Clear plastic macramé tops and bondage ties (that, incidentally, were done by hand), accompanied woven ropes that crisscrossed sparkling organza dresses and cloque full circle skirts, which were adorned with scattered crystals. The “rope” treatments also came through as patterning on sheer olive dresses while Kimono printed sheaths were balanced with puff sleeves – a treatment held throughout.

However, it was the wide ties wrapping around the neck, arms and bare backs of whisper weight silk floral-print dresses, ending in soft bows that begged notice. Rochas said she was thinking of a “hyper-modern femininity”, the idea of which came through in the boxy, cropped Neoprene dresses that appeared almost sculpted with enlarged bows and patch pockets on shoulders and hips. Rocha’s captivating collection embodied all the right elements – sexuality, and femininity bound together with innovative techniques and attentive moments of quirkiness.

Theme: Soft bondage.

Key Items: Macramé plastic tops, kimono sheaths, puffed sleeved dresses, full skirts, empire line dresses.
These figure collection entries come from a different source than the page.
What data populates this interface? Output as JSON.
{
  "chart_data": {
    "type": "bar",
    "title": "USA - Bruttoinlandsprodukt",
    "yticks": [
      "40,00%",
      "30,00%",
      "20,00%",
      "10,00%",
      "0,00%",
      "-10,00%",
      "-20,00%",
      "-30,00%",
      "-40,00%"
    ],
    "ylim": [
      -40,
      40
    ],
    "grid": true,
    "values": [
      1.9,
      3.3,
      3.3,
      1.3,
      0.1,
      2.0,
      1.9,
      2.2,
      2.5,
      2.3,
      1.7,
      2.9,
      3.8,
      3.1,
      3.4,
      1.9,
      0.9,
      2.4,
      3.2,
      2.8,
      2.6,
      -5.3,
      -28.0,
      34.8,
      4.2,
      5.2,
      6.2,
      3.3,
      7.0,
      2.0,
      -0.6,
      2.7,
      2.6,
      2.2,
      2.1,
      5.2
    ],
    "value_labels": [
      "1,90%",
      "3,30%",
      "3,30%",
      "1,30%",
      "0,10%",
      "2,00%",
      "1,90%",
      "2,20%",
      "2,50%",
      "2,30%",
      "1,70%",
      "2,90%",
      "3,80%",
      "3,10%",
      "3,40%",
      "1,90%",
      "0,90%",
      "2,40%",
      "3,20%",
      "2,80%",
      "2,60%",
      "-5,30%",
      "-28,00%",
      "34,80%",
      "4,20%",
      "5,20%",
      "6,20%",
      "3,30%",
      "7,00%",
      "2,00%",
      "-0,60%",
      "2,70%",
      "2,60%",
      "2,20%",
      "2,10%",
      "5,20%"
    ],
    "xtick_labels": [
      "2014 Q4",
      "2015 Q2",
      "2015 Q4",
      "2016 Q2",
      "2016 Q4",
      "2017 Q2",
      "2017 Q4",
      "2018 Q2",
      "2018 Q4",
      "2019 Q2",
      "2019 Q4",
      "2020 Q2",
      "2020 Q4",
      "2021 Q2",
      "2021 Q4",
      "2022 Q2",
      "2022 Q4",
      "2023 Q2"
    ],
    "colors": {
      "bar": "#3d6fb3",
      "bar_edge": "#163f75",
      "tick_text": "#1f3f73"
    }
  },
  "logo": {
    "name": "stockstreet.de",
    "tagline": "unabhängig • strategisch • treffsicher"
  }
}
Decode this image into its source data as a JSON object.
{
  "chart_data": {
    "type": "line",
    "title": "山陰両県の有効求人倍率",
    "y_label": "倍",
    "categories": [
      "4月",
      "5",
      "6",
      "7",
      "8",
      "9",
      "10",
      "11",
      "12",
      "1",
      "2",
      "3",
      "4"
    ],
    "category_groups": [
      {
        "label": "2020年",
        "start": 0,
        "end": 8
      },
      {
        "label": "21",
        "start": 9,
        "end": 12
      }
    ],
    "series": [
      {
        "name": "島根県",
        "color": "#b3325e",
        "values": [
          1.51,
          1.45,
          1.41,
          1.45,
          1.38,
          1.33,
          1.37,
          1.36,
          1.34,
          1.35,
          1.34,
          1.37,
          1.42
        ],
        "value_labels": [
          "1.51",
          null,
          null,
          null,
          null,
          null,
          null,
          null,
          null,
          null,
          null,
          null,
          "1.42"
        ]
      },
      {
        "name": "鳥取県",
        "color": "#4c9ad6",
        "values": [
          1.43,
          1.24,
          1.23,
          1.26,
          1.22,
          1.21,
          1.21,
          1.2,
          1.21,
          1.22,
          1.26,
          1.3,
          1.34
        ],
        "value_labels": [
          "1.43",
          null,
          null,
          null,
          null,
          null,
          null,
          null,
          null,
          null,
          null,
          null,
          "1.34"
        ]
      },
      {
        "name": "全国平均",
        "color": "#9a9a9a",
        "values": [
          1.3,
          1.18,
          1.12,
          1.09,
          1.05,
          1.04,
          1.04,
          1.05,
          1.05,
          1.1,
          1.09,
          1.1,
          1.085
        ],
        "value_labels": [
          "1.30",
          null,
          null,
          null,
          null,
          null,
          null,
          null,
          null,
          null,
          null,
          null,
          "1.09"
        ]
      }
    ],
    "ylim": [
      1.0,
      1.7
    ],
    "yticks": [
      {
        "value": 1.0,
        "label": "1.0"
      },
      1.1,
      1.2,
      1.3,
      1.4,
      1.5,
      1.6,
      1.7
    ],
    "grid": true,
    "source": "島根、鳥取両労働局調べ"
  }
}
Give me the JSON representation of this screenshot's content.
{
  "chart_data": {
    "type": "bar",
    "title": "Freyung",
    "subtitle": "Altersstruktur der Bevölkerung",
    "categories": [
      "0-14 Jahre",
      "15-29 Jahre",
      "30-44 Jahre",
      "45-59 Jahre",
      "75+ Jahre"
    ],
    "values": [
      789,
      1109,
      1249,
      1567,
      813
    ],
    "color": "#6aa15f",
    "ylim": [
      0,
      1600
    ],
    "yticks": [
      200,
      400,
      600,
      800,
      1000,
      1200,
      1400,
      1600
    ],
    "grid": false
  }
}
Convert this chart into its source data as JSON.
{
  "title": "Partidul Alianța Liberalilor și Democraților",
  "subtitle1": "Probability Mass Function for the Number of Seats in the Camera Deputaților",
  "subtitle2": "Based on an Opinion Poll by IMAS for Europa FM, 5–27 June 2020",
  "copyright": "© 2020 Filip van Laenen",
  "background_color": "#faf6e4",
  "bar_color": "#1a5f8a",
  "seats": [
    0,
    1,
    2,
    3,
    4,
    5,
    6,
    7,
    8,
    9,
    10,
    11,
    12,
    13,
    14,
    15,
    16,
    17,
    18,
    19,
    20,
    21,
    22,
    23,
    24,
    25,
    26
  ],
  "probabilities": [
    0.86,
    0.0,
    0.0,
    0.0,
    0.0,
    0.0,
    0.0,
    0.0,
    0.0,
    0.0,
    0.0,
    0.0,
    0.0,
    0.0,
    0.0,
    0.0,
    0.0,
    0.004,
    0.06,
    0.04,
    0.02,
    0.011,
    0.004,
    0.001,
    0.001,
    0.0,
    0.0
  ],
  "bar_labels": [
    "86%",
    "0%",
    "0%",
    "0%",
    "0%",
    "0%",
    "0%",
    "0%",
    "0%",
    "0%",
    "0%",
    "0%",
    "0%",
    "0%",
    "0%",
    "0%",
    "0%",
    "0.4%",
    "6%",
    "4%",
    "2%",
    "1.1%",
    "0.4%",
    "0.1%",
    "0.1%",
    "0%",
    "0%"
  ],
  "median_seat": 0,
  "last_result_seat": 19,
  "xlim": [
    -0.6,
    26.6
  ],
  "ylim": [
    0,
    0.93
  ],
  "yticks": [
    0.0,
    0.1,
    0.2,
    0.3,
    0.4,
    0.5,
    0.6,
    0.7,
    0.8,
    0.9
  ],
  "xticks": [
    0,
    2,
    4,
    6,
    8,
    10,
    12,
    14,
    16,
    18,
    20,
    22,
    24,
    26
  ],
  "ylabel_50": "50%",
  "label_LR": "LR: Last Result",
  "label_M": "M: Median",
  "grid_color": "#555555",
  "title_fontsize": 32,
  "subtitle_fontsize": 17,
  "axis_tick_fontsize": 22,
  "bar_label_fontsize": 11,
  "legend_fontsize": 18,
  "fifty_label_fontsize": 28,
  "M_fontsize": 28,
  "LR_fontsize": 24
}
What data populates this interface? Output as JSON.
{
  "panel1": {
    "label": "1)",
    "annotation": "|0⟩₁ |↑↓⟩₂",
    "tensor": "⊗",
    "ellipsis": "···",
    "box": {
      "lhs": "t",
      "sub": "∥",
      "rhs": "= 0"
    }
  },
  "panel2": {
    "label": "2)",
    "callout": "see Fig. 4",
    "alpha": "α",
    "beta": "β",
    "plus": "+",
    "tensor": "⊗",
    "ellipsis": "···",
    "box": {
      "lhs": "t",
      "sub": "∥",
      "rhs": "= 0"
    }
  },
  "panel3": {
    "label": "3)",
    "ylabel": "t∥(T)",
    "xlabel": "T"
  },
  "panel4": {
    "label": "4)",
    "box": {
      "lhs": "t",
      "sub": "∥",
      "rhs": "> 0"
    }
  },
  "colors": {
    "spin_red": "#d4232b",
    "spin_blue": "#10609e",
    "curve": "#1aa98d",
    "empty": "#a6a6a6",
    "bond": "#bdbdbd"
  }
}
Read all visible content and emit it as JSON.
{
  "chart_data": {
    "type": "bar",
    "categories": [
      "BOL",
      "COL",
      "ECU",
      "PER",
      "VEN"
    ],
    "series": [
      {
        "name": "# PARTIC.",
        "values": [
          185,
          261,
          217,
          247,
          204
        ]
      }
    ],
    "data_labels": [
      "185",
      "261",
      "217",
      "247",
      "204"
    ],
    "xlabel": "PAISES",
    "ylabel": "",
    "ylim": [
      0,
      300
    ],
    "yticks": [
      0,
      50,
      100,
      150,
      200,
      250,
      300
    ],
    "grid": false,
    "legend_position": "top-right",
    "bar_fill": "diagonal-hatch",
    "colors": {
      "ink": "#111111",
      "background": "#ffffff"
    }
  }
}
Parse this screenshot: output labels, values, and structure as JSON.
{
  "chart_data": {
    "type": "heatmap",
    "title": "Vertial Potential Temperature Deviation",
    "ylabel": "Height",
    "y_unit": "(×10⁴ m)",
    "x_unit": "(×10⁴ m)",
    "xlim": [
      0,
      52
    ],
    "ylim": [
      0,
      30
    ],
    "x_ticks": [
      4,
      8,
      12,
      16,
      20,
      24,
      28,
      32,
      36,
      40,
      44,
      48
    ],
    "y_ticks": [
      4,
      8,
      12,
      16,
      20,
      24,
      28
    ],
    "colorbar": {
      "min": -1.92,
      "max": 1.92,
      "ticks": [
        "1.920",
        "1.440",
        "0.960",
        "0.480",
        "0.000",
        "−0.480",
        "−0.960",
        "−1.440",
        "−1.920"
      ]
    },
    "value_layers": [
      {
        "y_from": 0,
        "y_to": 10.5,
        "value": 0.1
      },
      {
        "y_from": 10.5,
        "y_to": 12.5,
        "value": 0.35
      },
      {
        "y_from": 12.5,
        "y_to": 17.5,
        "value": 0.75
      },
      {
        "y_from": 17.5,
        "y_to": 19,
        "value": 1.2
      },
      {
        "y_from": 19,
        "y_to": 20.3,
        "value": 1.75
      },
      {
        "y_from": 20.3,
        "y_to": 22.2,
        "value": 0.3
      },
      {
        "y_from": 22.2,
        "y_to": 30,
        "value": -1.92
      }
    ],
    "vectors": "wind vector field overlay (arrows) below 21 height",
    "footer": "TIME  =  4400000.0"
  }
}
Colour: Pink, black, white, olive, sepia.

Print and Pattern: Stylised chrysanthemums, photographic bamboo foliage, vintage kimono prints.

Trims and Materials: Lace, silk organza, cotton jacquard, neoprene, plastic tubing, crystals, 3-D embellishment,

Footwear and Accessories: Plastic lace-up flats, lace up brogues, large Crystal glass earrings, metallic thread hose, plastic bracelets.